The League Managers Association has apologised for the statement it released yesterday regarding Malky Mackay, saying some of the wording "was inappropriate and has been perceived to trivialise matters of a racist, sexist or homophobic nature".
The LMA released a statement on behalf of former Cardiff manager Mackay on Thursday night after the 42-year-old Scot and Iain Moody were alleged to have shared racist, sexist and homophobic texts when they worked together at the Welsh club.
The initial statement said Mackay had been under pressure at the time of the messages and that he was ''letting off steam to a friend during some friendly text message banter".
That statement has been widely criticised by anti-discrimination campaigners within the game, and the LMA today felt compelled to apologise for how the first release had been worded.
"The LMA apologises for some of its wording, in its release yesterday, which was inappropriate and has been perceived to trivialise matters of a racist, sexist or homophobic nature. That was certainly not our intention," the statement read.
"It is beyond argument that any comments that are discriminatory, even used in private, are totally unacceptable. The LMA remains absolutely aware of our responsibility to the game and to promote and uphold the highest standards of behaviour."
The new LMA statement concluded: "The LMA will not be commenting further on the allegations relating to Malky Mackay whilst the Football Association conducts its investigation, other than to repeat that both the LMA and Malky will be co-operating fully.
"We will continue to work with all of the game's stakeholders to address the important issues of respect and discriminatory behaviour in all its forms."
Cardiff were also upset with the initial statement by the LMA, Press Association Sport understands.
Current Cardiff manager Ole Gunnar Solskjaer, meanwhile, says he has not encountered any form of racism during his time in football.
Solskjaer, speaking at his press conference ahead of tomorrow's Sky Bet Championship game at Wolves, refused to comment on the specifics of the Mackay case.
But Solskjaer said: "From my experience I had no problem in my dressing rooms at Man United or Molde.
"We all have opinions and I think people know my stand on it.
"I will discuss mine in due time but I know if I say what happens, if I say something, it will create headlines.
"I don't want to say anything to take my focus away from the players."
Troy Townsend, the education and development manager for the anti-discrimination campaign group Kick It Out, said regarding the LMA's new statement: "I wish this was the statement they had prepared yesterday.

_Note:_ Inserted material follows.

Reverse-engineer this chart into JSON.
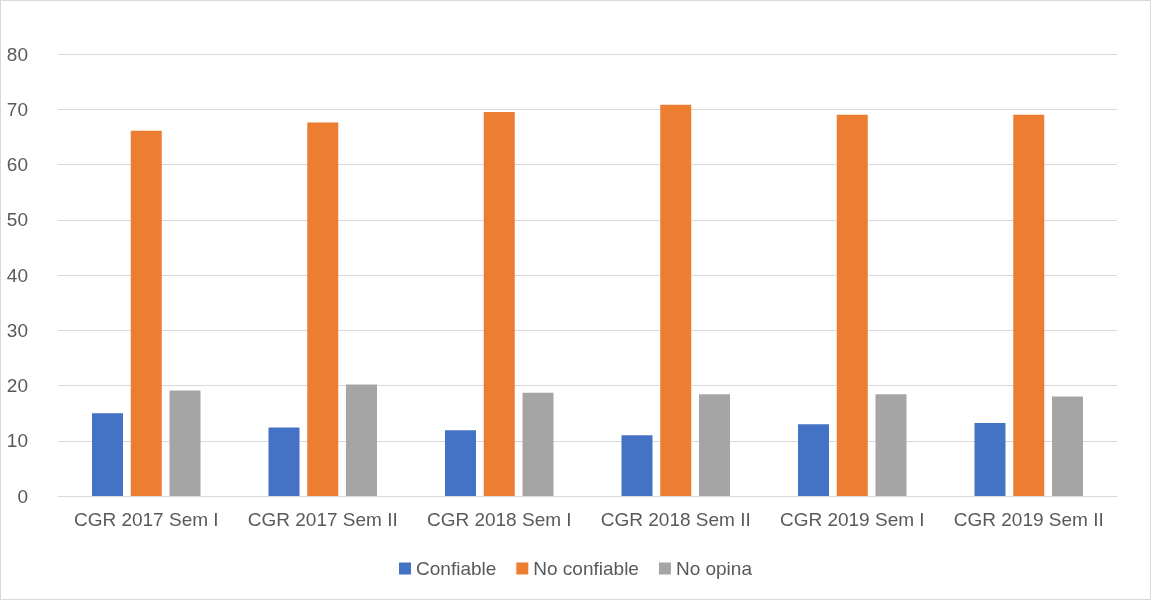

"Does today undo the damage from yesterday? I don't think it does. It is welcome but yesterday will stick in people's minds. I wish (the LMA) had taken a step back and said 'this would have been more appropriate' in the first place."
QPR manager Harry Redknapp has defended Mackay, admitting he made a mistake but that the matter "should not finish (Mackay's) life". Redknapp added: "He hasn't murdered anyone, he hasn't raped anyone and he is not a paedophile."
Townsend was dismayed by Redknapp's comments and told Press Association Sport: "What he has said has no benefit at all. I don't know what is in Harry's head when he's saying that.
"(Mackay's alleged comments) have anti-Semitic and racial connotations and at the end of the day it's affecting a group of people and we should be more respectful of those people.
"What Harry has said shows a lack of understanding about the situation. These are really sensitive issues and you have to respect the reasons behind them. He's almost saying 'it ain't that bad is it?', but unfortunately for some people, it is."
Former England striker Stan Collymore described the LMA's first statement as being ''f****** disgraceful''.
He said on Twitter: ''LMA statement. F****** disgraceful. Institutional acceptance of the 'banter' of casual racism.''
He does feel Mackay deserves a second chance, though, adding: ''Always kind to me, hope he says sorry (if true) and moves on.''
Another former player who has worked closely on eliminating discrimination, Jason Roberts, tweeted excerpts from the LMA's initial statement and then said: ''That's it..I'm done for the evening..The LMA said it better than I ever could.. They are actually being serious! Somebody drafted that..WOW!''
Moody resigned from his position as sporting director of Palace on Thursday after the allegations surfaced in a Daily Mail article.
Press Association Sport understands Cardiff's sending of the dossier to the FA was not deliberately timed to have any effect on Mackay's candidacy for the Palace job.